Ksiązeczki od Wydawnictwa EGMONT - Julka Wróbel i przygoda ze świnką oraz komiks o przygodach smerfów.

3/14/2016

Dziś chciałabym Wam polecić dwie książeczki od Wydawnictwa Egmont. Zacznę może od tej, która zafascynowała moją córkę i mnie. Jest to "Julka Wróbel i przygoda ze świnką".




Jest to książeczka z nowej serii pt: "Hania Humorek i przyjaciele". Przeznaczona jest dla dzieci, które niedawno nauczyły się czytać. Czcionka jest dość duża, tak więc na pewno każde dziecko poradzi sobie z rozpoznaniem liter. Napisana bardzo prostym, humorystycznym językiem. Znajduje się w niej dużo ilustracji, tak więc na pewno bardzo przyjemnie będzie się ją czytało :)

 


Książeczka jest niewielkich rozmiarów w miękkiej oprawie, liczy sobie 64 strony.

Moja córcia, mimo znajomości liter nie potrafi jeszcze samodzielnie czytać. Jednak ma dopiero 5 lat, tak więc ma jeszcze czas :) Książeczkę ja jej przeczytałam i już zostałam fanką Hani i Julki. Z niecierpliwością czekam, aż będę mogła przeczytać kolejne części.

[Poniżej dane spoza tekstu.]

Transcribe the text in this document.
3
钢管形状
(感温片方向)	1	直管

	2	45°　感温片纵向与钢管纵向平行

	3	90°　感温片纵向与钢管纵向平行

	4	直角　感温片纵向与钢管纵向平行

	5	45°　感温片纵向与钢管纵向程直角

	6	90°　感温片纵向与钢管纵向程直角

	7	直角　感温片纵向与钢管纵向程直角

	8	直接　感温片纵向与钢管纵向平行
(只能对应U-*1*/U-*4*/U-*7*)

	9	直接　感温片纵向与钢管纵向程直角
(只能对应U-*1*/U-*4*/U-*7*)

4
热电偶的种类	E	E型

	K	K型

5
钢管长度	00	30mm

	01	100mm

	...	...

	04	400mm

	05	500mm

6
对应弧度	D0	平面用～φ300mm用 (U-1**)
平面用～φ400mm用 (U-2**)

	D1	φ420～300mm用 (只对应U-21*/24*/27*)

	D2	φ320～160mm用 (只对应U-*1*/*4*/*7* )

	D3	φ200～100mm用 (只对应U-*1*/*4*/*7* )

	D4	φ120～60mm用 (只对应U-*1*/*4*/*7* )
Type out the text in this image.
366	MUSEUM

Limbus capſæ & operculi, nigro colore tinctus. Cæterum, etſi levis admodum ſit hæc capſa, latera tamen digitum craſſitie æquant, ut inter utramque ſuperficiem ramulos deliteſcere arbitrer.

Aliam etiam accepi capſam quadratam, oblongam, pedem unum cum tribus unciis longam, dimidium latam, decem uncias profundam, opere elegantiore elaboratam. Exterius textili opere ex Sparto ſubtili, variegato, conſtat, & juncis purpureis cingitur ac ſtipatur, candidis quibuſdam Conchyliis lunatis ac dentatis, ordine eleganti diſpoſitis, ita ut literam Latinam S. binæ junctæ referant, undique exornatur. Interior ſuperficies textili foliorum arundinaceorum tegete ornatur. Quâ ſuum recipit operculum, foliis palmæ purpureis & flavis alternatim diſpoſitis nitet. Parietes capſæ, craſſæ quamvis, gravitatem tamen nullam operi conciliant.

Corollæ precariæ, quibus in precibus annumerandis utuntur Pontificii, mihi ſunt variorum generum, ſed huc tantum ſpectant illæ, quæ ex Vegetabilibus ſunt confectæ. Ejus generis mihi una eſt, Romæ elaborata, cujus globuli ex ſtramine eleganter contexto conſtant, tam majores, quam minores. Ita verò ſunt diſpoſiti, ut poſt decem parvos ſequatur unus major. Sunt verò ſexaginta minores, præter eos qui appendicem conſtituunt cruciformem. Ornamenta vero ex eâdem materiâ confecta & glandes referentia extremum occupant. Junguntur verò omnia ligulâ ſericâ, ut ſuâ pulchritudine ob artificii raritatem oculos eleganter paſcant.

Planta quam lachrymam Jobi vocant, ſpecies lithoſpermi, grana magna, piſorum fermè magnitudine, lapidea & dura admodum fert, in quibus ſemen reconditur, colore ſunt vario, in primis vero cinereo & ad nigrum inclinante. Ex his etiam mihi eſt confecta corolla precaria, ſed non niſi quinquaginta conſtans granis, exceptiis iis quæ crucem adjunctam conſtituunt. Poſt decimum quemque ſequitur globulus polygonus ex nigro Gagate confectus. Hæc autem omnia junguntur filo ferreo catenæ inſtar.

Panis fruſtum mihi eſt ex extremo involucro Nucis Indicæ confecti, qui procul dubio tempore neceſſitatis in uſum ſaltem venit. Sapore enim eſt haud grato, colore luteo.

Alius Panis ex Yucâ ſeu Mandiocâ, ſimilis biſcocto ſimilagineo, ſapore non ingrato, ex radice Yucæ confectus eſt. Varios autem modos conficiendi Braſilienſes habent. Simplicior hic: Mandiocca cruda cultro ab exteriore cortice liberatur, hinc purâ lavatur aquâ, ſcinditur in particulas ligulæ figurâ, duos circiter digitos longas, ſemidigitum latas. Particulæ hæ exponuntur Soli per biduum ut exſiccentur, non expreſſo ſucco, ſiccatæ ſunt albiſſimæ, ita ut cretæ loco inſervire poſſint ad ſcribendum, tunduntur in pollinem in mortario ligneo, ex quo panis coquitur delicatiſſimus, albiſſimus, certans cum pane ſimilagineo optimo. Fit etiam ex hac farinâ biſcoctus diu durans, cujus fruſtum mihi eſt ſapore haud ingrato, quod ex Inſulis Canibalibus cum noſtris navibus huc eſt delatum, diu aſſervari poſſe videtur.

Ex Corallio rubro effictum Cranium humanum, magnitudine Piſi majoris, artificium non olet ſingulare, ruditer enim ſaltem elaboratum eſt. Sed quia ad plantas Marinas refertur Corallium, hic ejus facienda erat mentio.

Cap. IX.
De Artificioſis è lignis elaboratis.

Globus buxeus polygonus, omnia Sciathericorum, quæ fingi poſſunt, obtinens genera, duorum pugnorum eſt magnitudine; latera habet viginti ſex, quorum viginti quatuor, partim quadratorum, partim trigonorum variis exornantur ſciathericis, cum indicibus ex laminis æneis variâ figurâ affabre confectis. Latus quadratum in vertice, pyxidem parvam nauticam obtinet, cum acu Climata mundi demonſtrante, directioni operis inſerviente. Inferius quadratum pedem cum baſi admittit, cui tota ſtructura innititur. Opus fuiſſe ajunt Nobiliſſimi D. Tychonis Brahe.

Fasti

Nie chciałabym nikomu zdradzać o czy jest ta książka, bo zepsuje to całą frajdę z czytania. Zdradzę tylko, że to bardzo ciekawa opowieść o małej dziewczynce, która uwielbiała świnki. Jej pokoik, jest baaaardzo różowy, taki różowy jak świnka. A w pokoiku same cuda...też różowe i też ze świnką ;) Julka po prostu uwielbia świnki pod każdą postacią. Miała także jedno wielkie marzenie...aby na urodzinki otrzymać prawdziwą świnkę. Poprosiła swoją przyjaciółkę Hanię o pomoc w przeszukaniu mieszkania, bo bardzo chciała wiedzieć, czy rodzice kupuli jej na urodziny wymarzony prezent. 
Jeżeli chcecie wiedzieć dlaczego Hania zachowała się jak wstrętna świnka, oraz jak zakończyła się historia z prezentem, to serdecznie zapraszam do lektury. Nie będziecie żałować :) Na prawdę warto.

 

Kolejną książką są przygody smerfów "Nie igra się z postępem".  Komiks ze ślicznymi, kolorowymi i wesołymi obrazkami. Duży format (A4) mieści 48stron. Okładka  jest miękka, ale dużo grubsza niż kartki wewnątrz.  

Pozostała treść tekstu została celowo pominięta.